Wie versprochen melde ich mich noch einmal kurz vor dem Jahreswechsel. Ich hoffe alle Investors Inside Leser hatten schöne Weihnachtstage und sind nun bereits frisch und erholt, um demnächst voller neuem Tatendrang in ein weiteres Börsenjahr zu starten, dass es wahrscheinlich in sich hat! Auch im abgelaufenen Jahr 2015 war vieles anders als man es gewohnt war. Die Planbarkeit von Grades aufgrund saisonaler Faktoren oder wiederkehrender Ereignisse war somit nur bedingt gegeben. Einzig der Notenbank-Trade war relative zuverlässig. Sinkende Kurse vor der FED Sitzung – oder einer Rede des EZB Präsidenten Mario Dragee – mit anschließender Explosion nach oben. Der DAX verzeichnete in diesem Jahr mindestens 10 deutlich im Jahreschart sichtbare Hübe von 1.000 Punkten oder mehr. Das Jahr 2015 war somit ein Paradies für Trader, aber für Anleger dürfte es ein sehr schwieriges Jahr gewesen sein…

Was ist nun von den kommenden 12 Monaten zu erwarten? Die spannendste aller Fragen wird – wie jedes Jahr um diese Zeit – in nahezu allen Medien heiß diskutiert und erfüllt zumindest die Wirkung bei den „Zuschauerquoten“ von Börsenzeitungen, Magazinen, Newslettern und Bezahldiensten. Propheten und Börsengurus haben zum Jahreswechsel immer Hochkonjunktur. Und so möchte ich mich hier mit einem klaren „Ich weiß es nicht“ etwas von der Masse abheben. Zwar habe auch ich ein paar Ahnungen wie es nun im Jahr 2016 weitergehen könnte, da gewisse Faktoren einfach für gewisse Ereignisse sprechen, aber fest einplanen kann man in dieser Spätphase der Hausse wohl nichts mehr. Denn die Gefahr mit einem Trade oder Investment grundlegend falsch zu liegen erhöht sich nun stetig!

Ich möchte dennoch kurz zusammenfassen, was uns wahrscheinlich auch im kommenden Jahr bewegen wird. Allem voran leiden die Börsen unter dem starken Dollar, der verschiedenste Auswirkungen auf die Emerging Markets und damit zusammenhängend auch auf die Rohstoffpreise hat. Öl ist wohl auch im kommenden Jahr das meistbeachtete Asset. Ob nun Goldman Sachs mit der Prognose von 20,- Dollar je Barrel Recht behalten wird, bleibt aus meiner Sicht aber noch abzuwarten. Genauso gut könnte ein Erholung folgen, die die meisten Marktteilnehmer wiedermal völlig auf dem falschen Fuss erwischt…

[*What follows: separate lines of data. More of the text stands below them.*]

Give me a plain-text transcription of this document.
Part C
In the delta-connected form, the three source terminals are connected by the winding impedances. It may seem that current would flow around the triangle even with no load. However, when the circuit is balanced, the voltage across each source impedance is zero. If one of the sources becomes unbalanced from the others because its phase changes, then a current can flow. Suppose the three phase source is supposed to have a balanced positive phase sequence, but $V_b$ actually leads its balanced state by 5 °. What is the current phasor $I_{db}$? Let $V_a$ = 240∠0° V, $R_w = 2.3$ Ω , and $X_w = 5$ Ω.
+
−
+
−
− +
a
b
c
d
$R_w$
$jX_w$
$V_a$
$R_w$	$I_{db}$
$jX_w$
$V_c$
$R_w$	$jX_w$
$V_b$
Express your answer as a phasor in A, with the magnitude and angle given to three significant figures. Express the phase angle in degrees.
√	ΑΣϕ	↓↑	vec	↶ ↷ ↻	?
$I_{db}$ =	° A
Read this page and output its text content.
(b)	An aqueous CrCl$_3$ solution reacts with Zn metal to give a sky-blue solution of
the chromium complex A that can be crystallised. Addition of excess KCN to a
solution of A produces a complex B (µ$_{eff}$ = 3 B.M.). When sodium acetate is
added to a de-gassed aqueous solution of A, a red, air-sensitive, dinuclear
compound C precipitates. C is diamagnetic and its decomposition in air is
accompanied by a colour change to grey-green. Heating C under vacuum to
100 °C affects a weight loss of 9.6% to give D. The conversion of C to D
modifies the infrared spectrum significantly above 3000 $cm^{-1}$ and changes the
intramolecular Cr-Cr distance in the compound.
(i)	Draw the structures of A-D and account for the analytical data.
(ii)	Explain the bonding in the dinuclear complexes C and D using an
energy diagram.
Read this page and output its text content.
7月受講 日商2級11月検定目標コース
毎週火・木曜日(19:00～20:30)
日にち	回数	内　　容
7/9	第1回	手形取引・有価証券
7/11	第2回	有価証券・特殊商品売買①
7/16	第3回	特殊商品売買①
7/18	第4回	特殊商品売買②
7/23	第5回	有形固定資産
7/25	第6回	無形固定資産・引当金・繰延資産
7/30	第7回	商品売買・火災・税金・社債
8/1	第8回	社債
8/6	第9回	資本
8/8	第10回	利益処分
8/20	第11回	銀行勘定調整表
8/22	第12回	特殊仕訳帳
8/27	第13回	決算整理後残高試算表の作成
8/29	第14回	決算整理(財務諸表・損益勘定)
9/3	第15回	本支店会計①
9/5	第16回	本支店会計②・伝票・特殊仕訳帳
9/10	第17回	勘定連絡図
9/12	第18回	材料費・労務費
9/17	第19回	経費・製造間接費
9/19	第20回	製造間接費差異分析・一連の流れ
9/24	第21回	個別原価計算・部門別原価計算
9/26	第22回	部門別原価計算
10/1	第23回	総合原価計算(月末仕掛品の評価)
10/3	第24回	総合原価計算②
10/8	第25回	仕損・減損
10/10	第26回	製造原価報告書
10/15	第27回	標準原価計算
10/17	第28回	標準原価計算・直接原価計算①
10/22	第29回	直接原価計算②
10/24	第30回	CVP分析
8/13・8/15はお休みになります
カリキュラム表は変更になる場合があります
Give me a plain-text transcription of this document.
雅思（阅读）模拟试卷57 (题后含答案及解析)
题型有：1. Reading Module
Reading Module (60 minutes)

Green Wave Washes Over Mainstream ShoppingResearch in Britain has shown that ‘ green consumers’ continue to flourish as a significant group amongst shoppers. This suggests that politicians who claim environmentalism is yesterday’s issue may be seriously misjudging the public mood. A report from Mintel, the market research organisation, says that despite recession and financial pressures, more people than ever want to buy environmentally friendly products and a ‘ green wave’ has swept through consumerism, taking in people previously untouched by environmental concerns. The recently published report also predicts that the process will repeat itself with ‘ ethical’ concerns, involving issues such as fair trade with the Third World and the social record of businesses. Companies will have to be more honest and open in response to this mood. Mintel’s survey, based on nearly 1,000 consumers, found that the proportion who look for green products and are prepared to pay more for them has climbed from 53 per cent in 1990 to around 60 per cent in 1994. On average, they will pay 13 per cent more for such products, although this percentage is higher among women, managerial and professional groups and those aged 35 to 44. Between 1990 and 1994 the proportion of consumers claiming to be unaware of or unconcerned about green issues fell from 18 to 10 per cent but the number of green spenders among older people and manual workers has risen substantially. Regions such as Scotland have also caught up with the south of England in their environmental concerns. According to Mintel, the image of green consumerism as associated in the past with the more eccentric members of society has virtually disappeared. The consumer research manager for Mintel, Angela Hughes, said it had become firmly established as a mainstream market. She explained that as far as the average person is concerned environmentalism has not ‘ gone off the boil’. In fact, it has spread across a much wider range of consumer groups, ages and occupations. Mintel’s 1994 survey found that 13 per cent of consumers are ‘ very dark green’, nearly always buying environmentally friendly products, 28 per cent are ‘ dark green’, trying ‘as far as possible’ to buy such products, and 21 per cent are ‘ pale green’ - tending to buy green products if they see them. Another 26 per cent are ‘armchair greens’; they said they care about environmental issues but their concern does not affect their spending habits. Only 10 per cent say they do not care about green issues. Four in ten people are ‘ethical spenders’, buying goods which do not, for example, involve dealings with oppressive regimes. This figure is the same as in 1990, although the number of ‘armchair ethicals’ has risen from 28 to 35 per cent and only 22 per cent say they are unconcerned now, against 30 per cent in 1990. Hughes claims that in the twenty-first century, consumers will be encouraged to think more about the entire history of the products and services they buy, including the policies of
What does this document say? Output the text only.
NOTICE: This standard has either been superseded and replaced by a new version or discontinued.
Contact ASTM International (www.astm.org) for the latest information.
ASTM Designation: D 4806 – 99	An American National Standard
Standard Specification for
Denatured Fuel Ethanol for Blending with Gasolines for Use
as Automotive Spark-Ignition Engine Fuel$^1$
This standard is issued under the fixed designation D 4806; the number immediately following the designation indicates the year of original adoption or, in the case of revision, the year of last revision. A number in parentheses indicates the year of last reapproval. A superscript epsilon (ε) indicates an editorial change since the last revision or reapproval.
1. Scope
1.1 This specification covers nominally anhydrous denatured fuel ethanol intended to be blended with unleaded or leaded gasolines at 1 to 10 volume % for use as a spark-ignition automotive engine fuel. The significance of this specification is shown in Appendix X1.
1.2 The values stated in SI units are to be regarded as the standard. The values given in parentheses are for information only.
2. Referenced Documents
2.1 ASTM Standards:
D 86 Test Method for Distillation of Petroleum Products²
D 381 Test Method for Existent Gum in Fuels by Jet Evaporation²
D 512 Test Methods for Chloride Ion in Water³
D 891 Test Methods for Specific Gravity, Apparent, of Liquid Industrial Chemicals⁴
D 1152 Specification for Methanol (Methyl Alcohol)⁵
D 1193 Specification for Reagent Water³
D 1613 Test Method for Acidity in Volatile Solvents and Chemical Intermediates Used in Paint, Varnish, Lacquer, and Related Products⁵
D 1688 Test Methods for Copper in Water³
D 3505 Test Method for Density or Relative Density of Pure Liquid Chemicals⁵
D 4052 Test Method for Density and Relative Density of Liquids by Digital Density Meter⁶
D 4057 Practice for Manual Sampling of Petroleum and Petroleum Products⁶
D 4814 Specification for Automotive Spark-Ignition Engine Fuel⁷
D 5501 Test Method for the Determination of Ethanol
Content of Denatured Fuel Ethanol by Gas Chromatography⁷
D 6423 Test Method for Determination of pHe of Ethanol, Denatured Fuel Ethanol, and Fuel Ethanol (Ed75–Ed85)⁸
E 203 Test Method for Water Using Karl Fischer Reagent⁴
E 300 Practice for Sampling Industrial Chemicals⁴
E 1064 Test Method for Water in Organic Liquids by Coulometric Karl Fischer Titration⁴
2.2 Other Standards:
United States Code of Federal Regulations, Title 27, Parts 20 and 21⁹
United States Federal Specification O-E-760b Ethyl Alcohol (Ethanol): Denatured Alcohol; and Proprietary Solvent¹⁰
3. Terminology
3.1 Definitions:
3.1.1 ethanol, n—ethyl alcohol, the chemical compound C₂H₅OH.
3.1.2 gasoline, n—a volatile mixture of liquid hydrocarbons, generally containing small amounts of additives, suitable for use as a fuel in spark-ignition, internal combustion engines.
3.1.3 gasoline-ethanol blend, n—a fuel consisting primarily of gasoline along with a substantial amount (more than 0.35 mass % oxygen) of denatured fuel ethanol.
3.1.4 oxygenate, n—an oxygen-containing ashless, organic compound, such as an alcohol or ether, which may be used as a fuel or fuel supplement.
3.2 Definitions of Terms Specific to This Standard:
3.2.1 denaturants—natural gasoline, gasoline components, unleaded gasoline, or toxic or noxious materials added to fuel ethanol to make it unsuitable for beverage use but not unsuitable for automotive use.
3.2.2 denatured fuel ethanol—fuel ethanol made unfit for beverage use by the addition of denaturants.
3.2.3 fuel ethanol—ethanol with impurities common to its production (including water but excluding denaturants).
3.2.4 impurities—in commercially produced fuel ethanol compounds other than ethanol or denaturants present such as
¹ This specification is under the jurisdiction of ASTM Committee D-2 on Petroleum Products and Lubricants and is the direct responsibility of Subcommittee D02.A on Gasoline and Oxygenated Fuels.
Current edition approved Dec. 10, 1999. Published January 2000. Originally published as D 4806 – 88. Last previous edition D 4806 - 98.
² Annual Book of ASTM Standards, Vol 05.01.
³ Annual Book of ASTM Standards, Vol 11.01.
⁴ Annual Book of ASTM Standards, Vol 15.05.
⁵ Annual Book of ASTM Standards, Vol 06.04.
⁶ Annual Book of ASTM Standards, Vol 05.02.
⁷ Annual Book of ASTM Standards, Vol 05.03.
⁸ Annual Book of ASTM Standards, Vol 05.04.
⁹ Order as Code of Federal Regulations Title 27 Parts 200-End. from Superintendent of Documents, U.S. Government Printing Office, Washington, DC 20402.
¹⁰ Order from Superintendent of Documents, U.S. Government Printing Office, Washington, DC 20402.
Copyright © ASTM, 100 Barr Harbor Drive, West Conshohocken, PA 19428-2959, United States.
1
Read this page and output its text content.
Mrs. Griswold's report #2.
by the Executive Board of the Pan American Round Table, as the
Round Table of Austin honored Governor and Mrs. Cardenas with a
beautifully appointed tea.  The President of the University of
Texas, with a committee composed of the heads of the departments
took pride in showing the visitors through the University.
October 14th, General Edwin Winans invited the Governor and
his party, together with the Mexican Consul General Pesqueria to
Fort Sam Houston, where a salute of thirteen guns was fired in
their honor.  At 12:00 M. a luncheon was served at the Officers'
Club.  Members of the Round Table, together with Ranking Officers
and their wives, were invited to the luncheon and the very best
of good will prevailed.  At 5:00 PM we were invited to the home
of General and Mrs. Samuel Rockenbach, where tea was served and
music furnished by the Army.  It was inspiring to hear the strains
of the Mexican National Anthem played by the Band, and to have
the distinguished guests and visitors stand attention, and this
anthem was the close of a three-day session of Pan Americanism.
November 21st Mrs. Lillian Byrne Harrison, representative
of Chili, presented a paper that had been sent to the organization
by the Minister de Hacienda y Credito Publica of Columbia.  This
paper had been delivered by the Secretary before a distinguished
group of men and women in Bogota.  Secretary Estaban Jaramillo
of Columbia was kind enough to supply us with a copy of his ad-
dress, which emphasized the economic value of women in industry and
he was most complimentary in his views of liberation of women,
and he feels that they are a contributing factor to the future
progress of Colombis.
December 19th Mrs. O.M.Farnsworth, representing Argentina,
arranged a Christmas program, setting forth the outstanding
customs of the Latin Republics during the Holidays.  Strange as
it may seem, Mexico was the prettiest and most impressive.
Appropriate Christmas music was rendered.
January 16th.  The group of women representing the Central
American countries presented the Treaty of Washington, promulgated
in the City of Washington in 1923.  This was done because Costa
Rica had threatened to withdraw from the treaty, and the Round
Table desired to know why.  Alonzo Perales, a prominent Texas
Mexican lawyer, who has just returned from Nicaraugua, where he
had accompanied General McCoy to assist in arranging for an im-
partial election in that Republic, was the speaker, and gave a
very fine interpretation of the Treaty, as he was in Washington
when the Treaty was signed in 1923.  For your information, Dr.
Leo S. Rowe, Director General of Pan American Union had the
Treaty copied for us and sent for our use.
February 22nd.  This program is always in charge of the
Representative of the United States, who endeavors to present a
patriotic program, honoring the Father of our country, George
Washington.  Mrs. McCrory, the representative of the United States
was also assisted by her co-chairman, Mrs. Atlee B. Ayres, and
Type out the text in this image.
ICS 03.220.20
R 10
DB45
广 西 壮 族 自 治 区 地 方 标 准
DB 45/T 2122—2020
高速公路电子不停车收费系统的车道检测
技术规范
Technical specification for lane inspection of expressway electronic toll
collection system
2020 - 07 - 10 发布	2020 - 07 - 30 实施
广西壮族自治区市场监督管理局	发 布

Neben dem Ölpreis wird uns Europäer insbesondere der Euro/Dollar Wechselkurs im kommenden Jahr beschäftigen und damit auch der Goldpreis. Kommt die Parität der beiden Währungen und fällt Gold unter die 1.000,- Dollar Marke? Für beide Ereignisse sehe ich gute Chancen auf Erfüllung. Ich glaube aber auch, dass 2016 ein Jahr wird in dem es wichtiger denn je sein wird, zur richtigen Zeit am richtigen Ort zu sein. Sprich, sollten diese Ereignisse so eintreten, ist dann zu gegebener Zeit ein Trade in die Gegenrichtung das Vielversprechendste was es seit Jahren gegeben hat. Geduld ist somit auch im kommenden Börsenjahr nicht nur eine Tugend sondern (über-) lebenswichtig.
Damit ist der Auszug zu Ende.